There is an interesting option for joint work between the media and the government offices responsible for drawing up a risk communication plan. A good strategy is to identify journalists who report on health and environmental issues and to involve them from the beginning of the plan. Subsequently a permanent relationship should be maintained to enable the journalists to participate in decisions on environmental health. This will permit the journalist to form part of the work group and to become a legitimate participant in the process.
Support should be provided for the development of a specialized journalism to address not only environmental issues but also risks to human health. This is a type of journalism where complicity is established with the citizen, journalism that appeals constantly to the attitudes and behavior of individuals, a journalism that invites citizens to take action and to modify conducts that affect their exposure to a hazard and that determine the risk to a large extent.
The best possible access to information on the environment by the media, followed by proper communication of that information to the public, is essential if we are to fight environmental problems effectively. Each report should be a call for organized action by the population. Individuals in organized groups must participate in the solution of environmental problems and health risks.
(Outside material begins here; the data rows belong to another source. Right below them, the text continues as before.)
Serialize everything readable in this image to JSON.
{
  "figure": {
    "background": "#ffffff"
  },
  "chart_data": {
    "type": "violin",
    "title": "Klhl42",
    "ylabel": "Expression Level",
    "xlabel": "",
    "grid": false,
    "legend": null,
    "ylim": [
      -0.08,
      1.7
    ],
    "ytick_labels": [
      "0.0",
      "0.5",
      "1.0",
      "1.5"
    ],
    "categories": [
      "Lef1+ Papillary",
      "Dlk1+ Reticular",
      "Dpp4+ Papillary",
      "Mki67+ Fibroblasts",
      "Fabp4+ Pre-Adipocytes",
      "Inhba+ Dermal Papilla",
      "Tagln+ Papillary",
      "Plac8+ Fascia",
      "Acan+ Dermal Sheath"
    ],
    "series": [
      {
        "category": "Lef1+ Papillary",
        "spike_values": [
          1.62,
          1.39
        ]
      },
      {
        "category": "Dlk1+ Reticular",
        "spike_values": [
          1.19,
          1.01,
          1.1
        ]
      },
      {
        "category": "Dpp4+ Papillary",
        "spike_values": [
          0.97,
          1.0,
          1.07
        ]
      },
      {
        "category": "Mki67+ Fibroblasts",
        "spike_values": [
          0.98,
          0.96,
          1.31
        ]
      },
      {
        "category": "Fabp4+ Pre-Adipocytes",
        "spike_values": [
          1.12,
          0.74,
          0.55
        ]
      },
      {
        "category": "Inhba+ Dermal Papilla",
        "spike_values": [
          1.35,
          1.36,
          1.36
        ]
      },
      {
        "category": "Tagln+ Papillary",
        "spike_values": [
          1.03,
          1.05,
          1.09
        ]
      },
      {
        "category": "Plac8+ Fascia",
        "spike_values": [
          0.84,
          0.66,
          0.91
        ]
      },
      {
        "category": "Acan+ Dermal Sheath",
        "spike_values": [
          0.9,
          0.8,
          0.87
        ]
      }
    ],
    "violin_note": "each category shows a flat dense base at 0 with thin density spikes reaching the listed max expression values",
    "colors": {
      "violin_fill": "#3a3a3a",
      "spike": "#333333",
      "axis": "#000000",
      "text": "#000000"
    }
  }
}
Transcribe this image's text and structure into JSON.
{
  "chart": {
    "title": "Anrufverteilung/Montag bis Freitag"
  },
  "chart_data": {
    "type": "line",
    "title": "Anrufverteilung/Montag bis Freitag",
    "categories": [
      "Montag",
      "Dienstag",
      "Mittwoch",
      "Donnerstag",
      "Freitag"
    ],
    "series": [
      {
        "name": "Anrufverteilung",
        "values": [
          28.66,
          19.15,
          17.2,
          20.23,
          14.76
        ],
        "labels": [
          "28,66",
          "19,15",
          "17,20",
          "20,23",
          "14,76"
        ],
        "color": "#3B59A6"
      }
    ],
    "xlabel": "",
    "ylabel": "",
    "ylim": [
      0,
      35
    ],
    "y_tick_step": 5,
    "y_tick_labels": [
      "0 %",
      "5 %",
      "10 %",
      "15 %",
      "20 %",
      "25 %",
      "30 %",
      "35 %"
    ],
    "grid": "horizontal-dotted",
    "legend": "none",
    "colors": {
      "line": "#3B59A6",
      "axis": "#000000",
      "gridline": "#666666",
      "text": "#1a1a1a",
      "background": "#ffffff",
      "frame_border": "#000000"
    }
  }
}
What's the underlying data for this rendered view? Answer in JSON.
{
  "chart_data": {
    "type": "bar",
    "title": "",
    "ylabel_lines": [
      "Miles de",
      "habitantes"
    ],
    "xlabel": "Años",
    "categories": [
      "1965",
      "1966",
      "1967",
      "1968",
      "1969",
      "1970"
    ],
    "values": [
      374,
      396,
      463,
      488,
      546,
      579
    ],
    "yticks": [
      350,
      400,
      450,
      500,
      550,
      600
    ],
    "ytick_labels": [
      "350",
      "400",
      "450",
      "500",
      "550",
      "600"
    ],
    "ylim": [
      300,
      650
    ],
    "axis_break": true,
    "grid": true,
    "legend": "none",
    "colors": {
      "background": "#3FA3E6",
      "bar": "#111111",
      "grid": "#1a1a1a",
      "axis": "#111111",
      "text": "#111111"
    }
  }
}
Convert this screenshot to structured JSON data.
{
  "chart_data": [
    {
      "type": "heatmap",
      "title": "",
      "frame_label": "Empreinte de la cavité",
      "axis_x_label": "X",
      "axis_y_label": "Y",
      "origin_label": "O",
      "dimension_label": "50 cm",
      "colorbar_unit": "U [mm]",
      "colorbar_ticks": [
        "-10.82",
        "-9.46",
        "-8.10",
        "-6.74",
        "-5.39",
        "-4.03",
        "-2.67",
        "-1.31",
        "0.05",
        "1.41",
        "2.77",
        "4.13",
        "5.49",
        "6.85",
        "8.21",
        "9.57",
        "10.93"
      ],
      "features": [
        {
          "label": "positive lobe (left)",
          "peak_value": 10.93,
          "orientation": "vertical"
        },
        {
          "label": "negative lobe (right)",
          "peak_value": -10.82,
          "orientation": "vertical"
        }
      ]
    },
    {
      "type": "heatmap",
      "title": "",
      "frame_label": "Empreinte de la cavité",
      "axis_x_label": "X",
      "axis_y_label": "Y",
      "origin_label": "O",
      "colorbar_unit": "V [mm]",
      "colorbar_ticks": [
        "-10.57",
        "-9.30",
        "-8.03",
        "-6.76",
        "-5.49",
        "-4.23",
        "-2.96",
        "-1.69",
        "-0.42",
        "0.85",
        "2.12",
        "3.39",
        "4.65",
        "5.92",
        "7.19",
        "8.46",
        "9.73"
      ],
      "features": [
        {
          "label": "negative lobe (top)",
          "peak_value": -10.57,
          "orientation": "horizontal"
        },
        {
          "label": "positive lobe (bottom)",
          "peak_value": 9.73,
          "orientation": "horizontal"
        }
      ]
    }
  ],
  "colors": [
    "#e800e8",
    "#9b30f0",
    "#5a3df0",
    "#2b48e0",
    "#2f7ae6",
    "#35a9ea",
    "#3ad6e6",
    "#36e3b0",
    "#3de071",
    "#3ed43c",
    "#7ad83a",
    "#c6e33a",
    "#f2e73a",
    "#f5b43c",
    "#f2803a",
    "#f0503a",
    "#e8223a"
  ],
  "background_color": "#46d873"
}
The awareness of the organized population is the only way to obtain a healthy environment.
The success of environmental communication is not measured by how readily the public accepts the solutions put forward by decision-making authorities; environmental communication is successful when a well-informed public uses sound criteria to choose the best solutions. One of the most far-reaching functions of the media consists in enlarging the audience for the debate of a particular question. This frequently leads to a restatement of the scope of the problem and often gives rise to fresh questions and more debates. However, at the same time, it produces a new process of reflection with the new dimensions that have arisen from the broader public debate. This usually results in more effective policies and policies that will last longer.